Perhaps Application Recovery and Restart Functions could be of use? Supported by Vista and Server 2008 and above.
ApplicationRecoveryCallback Callback Function Application-defined callback function used to save data and application state information in the event the application encounters an unhandled exception or becomes unresponsive.
On using SetUnhandledExceptionFilter, MSDN Social discussion advises that to make this work reliably, patching that method in-memory is the only way to be sure your filter gets called. Advises to instead wrap with __try/__except. Regardless, there is some sample code and discussion of filtering calls to SetUnhandledExceptionFilter in the article "SetUnhandledExceptionFilter" and VC8.

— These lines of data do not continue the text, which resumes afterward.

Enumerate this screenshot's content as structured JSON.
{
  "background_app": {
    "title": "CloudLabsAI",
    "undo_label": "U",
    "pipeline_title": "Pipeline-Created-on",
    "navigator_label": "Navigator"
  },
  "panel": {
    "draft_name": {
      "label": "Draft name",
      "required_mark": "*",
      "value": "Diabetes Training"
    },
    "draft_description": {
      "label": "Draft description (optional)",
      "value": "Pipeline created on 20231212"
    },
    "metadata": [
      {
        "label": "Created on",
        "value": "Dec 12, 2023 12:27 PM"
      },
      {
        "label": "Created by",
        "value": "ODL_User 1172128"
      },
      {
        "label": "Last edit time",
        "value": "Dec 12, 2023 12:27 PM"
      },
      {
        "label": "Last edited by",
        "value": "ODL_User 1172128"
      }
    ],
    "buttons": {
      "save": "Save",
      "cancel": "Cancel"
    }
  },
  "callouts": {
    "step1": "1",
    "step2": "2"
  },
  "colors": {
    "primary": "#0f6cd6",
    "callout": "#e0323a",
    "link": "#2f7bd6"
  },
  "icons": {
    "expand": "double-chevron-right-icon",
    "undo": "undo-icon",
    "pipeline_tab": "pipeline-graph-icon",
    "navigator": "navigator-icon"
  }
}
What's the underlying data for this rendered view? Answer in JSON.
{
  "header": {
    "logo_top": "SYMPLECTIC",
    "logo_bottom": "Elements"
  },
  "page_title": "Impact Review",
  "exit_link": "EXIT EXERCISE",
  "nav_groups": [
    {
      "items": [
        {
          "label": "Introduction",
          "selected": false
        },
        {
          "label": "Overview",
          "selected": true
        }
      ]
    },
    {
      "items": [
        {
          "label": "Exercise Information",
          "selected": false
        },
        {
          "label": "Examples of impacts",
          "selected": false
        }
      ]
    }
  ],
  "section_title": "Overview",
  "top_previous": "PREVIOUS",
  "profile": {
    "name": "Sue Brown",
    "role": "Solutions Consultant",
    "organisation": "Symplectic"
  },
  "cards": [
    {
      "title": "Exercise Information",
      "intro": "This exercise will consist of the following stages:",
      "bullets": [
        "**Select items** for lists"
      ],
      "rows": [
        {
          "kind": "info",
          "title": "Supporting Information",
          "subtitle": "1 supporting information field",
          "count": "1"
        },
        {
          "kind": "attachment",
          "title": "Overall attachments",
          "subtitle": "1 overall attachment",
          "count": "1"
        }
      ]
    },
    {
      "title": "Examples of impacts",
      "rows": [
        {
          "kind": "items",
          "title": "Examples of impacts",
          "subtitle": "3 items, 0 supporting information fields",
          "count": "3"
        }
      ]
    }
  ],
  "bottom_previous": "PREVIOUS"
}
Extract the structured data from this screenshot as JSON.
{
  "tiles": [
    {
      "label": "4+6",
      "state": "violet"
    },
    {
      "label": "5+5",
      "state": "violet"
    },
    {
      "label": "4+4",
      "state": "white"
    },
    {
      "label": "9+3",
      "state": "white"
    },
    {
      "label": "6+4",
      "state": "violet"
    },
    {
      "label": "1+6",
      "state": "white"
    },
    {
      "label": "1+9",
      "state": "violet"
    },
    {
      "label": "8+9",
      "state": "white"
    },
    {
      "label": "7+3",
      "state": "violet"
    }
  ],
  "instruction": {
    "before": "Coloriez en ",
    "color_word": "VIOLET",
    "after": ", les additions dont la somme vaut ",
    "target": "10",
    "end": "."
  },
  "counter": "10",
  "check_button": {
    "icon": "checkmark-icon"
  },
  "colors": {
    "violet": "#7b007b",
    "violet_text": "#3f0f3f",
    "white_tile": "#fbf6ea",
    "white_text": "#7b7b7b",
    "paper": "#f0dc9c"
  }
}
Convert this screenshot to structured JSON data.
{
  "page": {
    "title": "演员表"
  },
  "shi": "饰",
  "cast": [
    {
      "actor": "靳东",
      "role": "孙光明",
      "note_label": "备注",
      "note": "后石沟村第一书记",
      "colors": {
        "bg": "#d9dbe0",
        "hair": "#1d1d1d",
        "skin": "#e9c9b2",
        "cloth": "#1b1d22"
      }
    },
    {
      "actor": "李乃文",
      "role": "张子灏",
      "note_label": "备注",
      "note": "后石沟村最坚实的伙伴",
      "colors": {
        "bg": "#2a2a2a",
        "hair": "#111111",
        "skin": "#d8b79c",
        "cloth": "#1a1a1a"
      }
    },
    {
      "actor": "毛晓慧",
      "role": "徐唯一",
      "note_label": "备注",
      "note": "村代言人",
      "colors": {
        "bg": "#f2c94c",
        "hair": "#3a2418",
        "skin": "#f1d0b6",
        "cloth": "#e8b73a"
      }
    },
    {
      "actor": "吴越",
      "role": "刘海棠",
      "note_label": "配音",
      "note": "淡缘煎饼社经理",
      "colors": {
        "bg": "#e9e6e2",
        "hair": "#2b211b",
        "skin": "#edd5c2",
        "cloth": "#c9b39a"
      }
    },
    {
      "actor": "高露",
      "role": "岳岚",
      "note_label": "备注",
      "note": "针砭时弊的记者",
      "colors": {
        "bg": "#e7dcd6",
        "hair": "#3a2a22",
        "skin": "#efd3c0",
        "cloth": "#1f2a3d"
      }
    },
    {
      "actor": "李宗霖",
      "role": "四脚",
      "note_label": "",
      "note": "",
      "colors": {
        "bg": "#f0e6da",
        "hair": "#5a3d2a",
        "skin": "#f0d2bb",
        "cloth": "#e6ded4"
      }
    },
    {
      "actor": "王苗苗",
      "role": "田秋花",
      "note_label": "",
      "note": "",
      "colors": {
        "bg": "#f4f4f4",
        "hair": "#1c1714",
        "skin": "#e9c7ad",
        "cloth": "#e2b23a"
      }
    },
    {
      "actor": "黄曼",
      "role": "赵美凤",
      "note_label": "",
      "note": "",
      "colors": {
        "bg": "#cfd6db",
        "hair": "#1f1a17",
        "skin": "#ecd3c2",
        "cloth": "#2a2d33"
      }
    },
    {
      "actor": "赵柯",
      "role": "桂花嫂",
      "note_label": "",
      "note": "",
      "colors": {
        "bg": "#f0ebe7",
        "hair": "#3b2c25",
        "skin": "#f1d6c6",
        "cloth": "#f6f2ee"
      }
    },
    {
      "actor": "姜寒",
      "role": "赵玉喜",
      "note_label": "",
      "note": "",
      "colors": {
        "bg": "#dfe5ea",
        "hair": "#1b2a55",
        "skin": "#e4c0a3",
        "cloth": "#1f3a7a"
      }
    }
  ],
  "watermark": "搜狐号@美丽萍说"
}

Also, see Windows SEH Revisited at The Awesome Factor for some sample code of AddVectoredExceptionHandler.
It depends what do you do with your "exceptions". If you handle them properly and exit from program, you can register you function to be called on exit, using atexit().
It won't work in case of real abnormal termination, like segfault.
Don't know about Windows, but on POSIX-compliant OS you can install signal handler that will catch different signals and do something about it. Of course you cannot catch SIGKILL and SIGSTOP.
Signal API is part of ANSI C since C89 so probably Windows supports it. See signal() syscall for details.
If it's Windows-only, then you can use SEH (SetUnhandledExceptionFilter), or VEH (AddVectoredExceptionHandler, but it's only for XP/2003 and up)
Sorry, not a windows programmer. But maybe
_onexit()
Registers a function to be called when program terminates.
http://msdn.microsoft.com/en-us/library/aa298513%28VS.60%29.aspx
First, though this is fairly obvious: You can never have a completely robust solution -- someone can always just hit the power cable to terminate your process. So you need a compromise, and you need to carefully lay out the details of that compromise.
One of the more robust solutions is putting the relevant code in a wrapper program. The wrapper program invokes your "real" program, waits for its process to terminate, and then -- unless your "real" program specifically signals that it has completed normally -- runs the cleanup code. This is fairly common for things like test harnesses, where the test program is likely to crash or abort or otherwise die in unexpected ways.
That still gives you the difficulty of what happens if someone does a TerminateProcess on your wrapper function, if that's something you need to worry about. If necessary, you could get around that by setting it up as a service in Windows and using the operating system's features to restart it if it dies. (This just changes things a little; someone could still just stop the service.) At this point, you probably are at a point where you need to signal successful completion by something persistent like creating a file.
I published an article at ddj.com about "post mortem debugging" some years ago.
It includes sources for windows and unix/linux to detect abnormal termination. By my experience though, a windows handler installed using SetUnhandledExceptionFilter is not always called. In many cases it is called, but I receive quite a few log files from customers that do not include a report from the installed handlers, where i.e. an ACCESS VIOLATION was the cause.